The former U.S. representative, who served 15 terms after being elected to the house in 1968, died at his Cleveland home just a month after announcing he had brain and lung cancer.
His election to the House came a year after his brother, Carl, was elected mayor of Cleveland, the first African-American mayor of a major U.S. city.
In the 1970s, Stokes served as chairman of the House’s Select Committee on Assassinations, which investigated the deaths of President John F. Kennedy and Martin Luther King Jr. He was also a part of the congressional probes of Iran-Contra and ABSCAM, the latter investigation which he headed.
News of his death reverberated through Washington, as friends and colleagues remembered the influential and revered former congressman.
President Obama said Stokes “believed deeply in fairness and the idea that every American should have the same opportunity to succeed.”
“Growing up in Depression-era Cleveland with his mother and brother Carl, Lou triumphed over hardship to become a passionate voice for those less fortunate,” Obama said in a statement. “He fought to expand access to quality healthcare in struggling communities and worked tirelessly on behalf of hardworking Ohioans.
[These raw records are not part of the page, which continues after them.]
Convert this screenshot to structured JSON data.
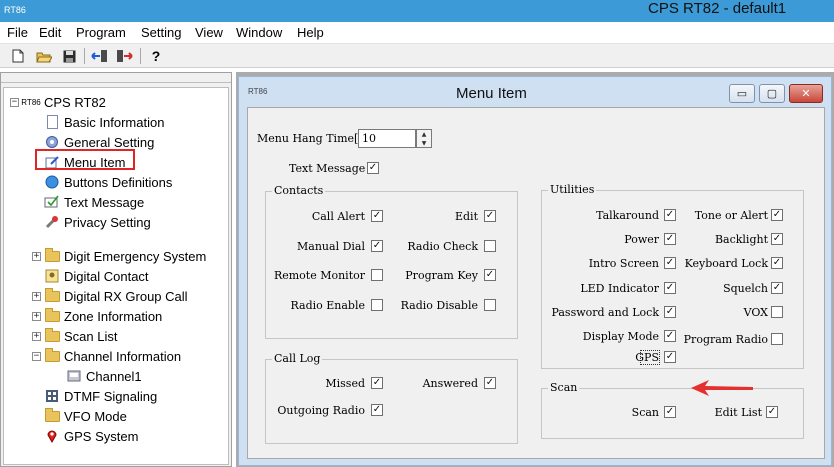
{
  "app": {
    "logo_text": "RT86",
    "title": "CPS RT82 - default1",
    "colors": {
      "titlebar": "#3c9ad6",
      "highlight": "#e02525",
      "arrow": "#e53030"
    }
  },
  "menu": [
    "File",
    "Edit",
    "Program",
    "Setting",
    "View",
    "Window",
    "Help"
  ],
  "toolbar": {
    "buttons": [
      "new-file-icon",
      "open-folder-icon",
      "save-icon",
      "read-radio-icon",
      "write-radio-icon",
      "help-icon"
    ]
  },
  "tree": {
    "root": "CPS RT82",
    "items": [
      {
        "label": "Basic Information",
        "icon": "document-icon"
      },
      {
        "label": "General Setting",
        "icon": "gear-icon"
      },
      {
        "label": "Menu Item",
        "icon": "edit-icon"
      },
      {
        "label": "Buttons Definitions",
        "icon": "button-icon"
      },
      {
        "label": "Text Message",
        "icon": "message-icon"
      },
      {
        "label": "Privacy Setting",
        "icon": "tools-icon"
      },
      {
        "label": "Digit Emergency System",
        "icon": "folder-icon"
      },
      {
        "label": "Digital Contact",
        "icon": "contact-icon"
      },
      {
        "label": "Digital RX Group Call",
        "icon": "folder-icon"
      },
      {
        "label": "Zone Information",
        "icon": "folder-icon"
      },
      {
        "label": "Scan List",
        "icon": "folder-icon"
      },
      {
        "label": "Channel Information",
        "icon": "folder-icon"
      },
      {
        "label": "Channel1",
        "icon": "channel-icon"
      },
      {
        "label": "DTMF Signaling",
        "icon": "keypad-icon"
      },
      {
        "label": "VFO Mode",
        "icon": "folder-icon"
      },
      {
        "label": "GPS System",
        "icon": "gps-pin-icon"
      }
    ]
  },
  "window": {
    "logo_text": "RT86",
    "title": "Menu Item",
    "buttons": {
      "minimize": "▭",
      "restore": "▢",
      "close": "✕"
    }
  },
  "menu_item": {
    "hang_time_label": "Menu Hang Time[s]",
    "hang_time_value": "10",
    "text_message_label": "Text Message",
    "text_message_checked": true,
    "contacts": {
      "title": "Contacts",
      "items": [
        {
          "label": "Call Alert",
          "checked": true
        },
        {
          "label": "Edit",
          "checked": true
        },
        {
          "label": "Manual Dial",
          "checked": true
        },
        {
          "label": "Radio Check",
          "checked": false
        },
        {
          "label": "Remote Monitor",
          "checked": false
        },
        {
          "label": "Program Key",
          "checked": true
        },
        {
          "label": "Radio Enable",
          "checked": false
        },
        {
          "label": "Radio Disable",
          "checked": false
        }
      ]
    },
    "call_log": {
      "title": "Call Log",
      "items": [
        {
          "label": "Missed",
          "checked": true
        },
        {
          "label": "Answered",
          "checked": true
        },
        {
          "label": "Outgoing Radio",
          "checked": true
        }
      ]
    },
    "utilities": {
      "title": "Utilities",
      "items": [
        {
          "label": "Talkaround",
          "checked": true
        },
        {
          "label": "Tone or Alert",
          "checked": true
        },
        {
          "label": "Power",
          "checked": true
        },
        {
          "label": "Backlight",
          "checked": true
        },
        {
          "label": "Intro Screen",
          "checked": true
        },
        {
          "label": "Keyboard Lock",
          "checked": true
        },
        {
          "label": "LED Indicator",
          "checked": true
        },
        {
          "label": "Squelch",
          "checked": true
        },
        {
          "label": "Password and Lock",
          "checked": true
        },
        {
          "label": "VOX",
          "checked": false
        },
        {
          "label": "Display Mode",
          "checked": true
        },
        {
          "label": "Program Radio",
          "checked": false
        },
        {
          "label": "GPS",
          "checked": true
        }
      ]
    },
    "scan": {
      "title": "Scan",
      "items": [
        {
          "label": "Scan",
          "checked": true
        },
        {
          "label": "Edit List",
          "checked": true
        }
      ]
    }
  }
}
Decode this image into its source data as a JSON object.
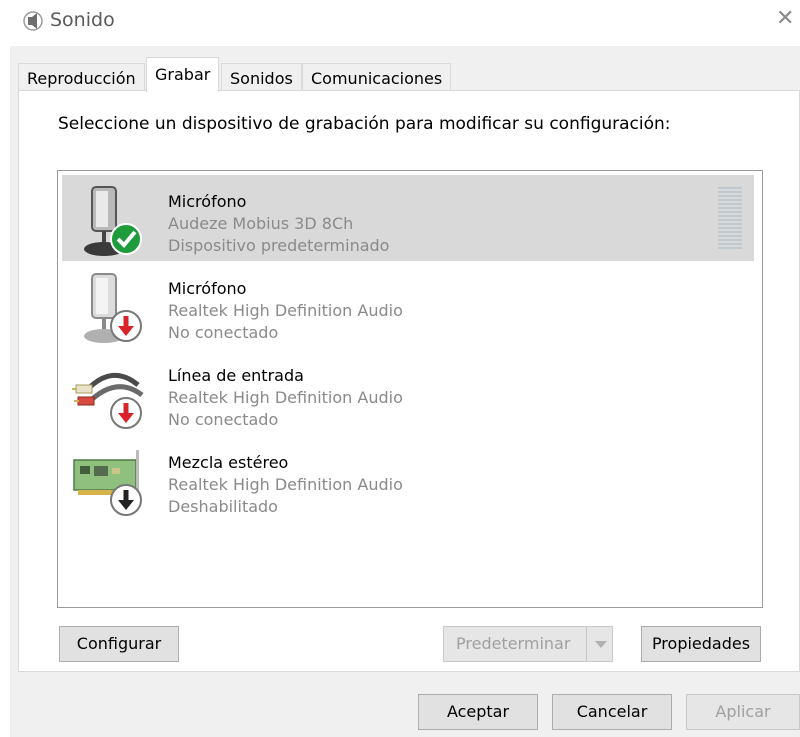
{
  "window": {
    "title": "Sonido",
    "icon": "speaker-icon",
    "close_icon": "close-icon"
  },
  "tabs": [
    {
      "label": "Reproducción",
      "active": false
    },
    {
      "label": "Grabar",
      "active": true
    },
    {
      "label": "Sonidos",
      "active": false
    },
    {
      "label": "Comunicaciones",
      "active": false
    }
  ],
  "instruction": "Seleccione un dispositivo de grabación para modificar su configuración:",
  "devices": [
    {
      "name": "Micrófono",
      "driver": "Audeze Mobius 3D 8Ch",
      "status": "Dispositivo predeterminado",
      "icon": "microphone-icon",
      "badge": "default-check-icon",
      "selected": true
    },
    {
      "name": "Micrófono",
      "driver": "Realtek High Definition Audio",
      "status": "No conectado",
      "icon": "microphone-icon",
      "badge": "disconnected-arrow-icon",
      "selected": false
    },
    {
      "name": "Línea de entrada",
      "driver": "Realtek High Definition Audio",
      "status": "No conectado",
      "icon": "line-in-cable-icon",
      "badge": "disconnected-arrow-icon",
      "selected": false
    },
    {
      "name": "Mezcla estéreo",
      "driver": "Realtek High Definition Audio",
      "status": "Deshabilitado",
      "icon": "sound-card-icon",
      "badge": "disabled-arrow-icon",
      "selected": false
    }
  ],
  "buttons": {
    "configure": "Configurar",
    "set_default": "Predeterminar",
    "properties": "Propiedades",
    "ok": "Aceptar",
    "cancel": "Cancelar",
    "apply": "Aplicar"
  },
  "colors": {
    "default_badge": "#1e9b3a",
    "disconnected_badge": "#d8232a",
    "disabled_badge": "#222222",
    "selection": "#d9d9d9"
  }
}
Lou leaves behind an indelible legacy in the countless generations of young leaders that he inspired, and he will be sorely missed.”
Congressional Black Caucus Chairman G. K. Butterfield called Stokes “the embodiment of a public servant.”
“As the first African-American to represent Ohio, Mr. Stokes was a pioneer in public service, breaking numerous barriers for African-Americans and for all people of color during his extraordinary career as an elected official on the local, state and federal levels,” Butterfield said. “He selflessly used his elected positions to increase opportunities for millions of African-Americans. … The impact of his legacy of service and commitment to his constituents and the African-American community will be remembered for generations to come.”
Because of his fight to eliminate health disparities, the Congressional Black Caucus Foundation named a program in his honor called the Louis Stokes Urban Health Policy Fellowship.
“Our hearts are heavy today over the passing of Rep. Louis Stokes. We are praying for his family, and the CBCF’s thoughts are with every person touched by his great legacy of leadership,” A. Shaunise Washington, president and chief executive officer for the CBC, said in the statement.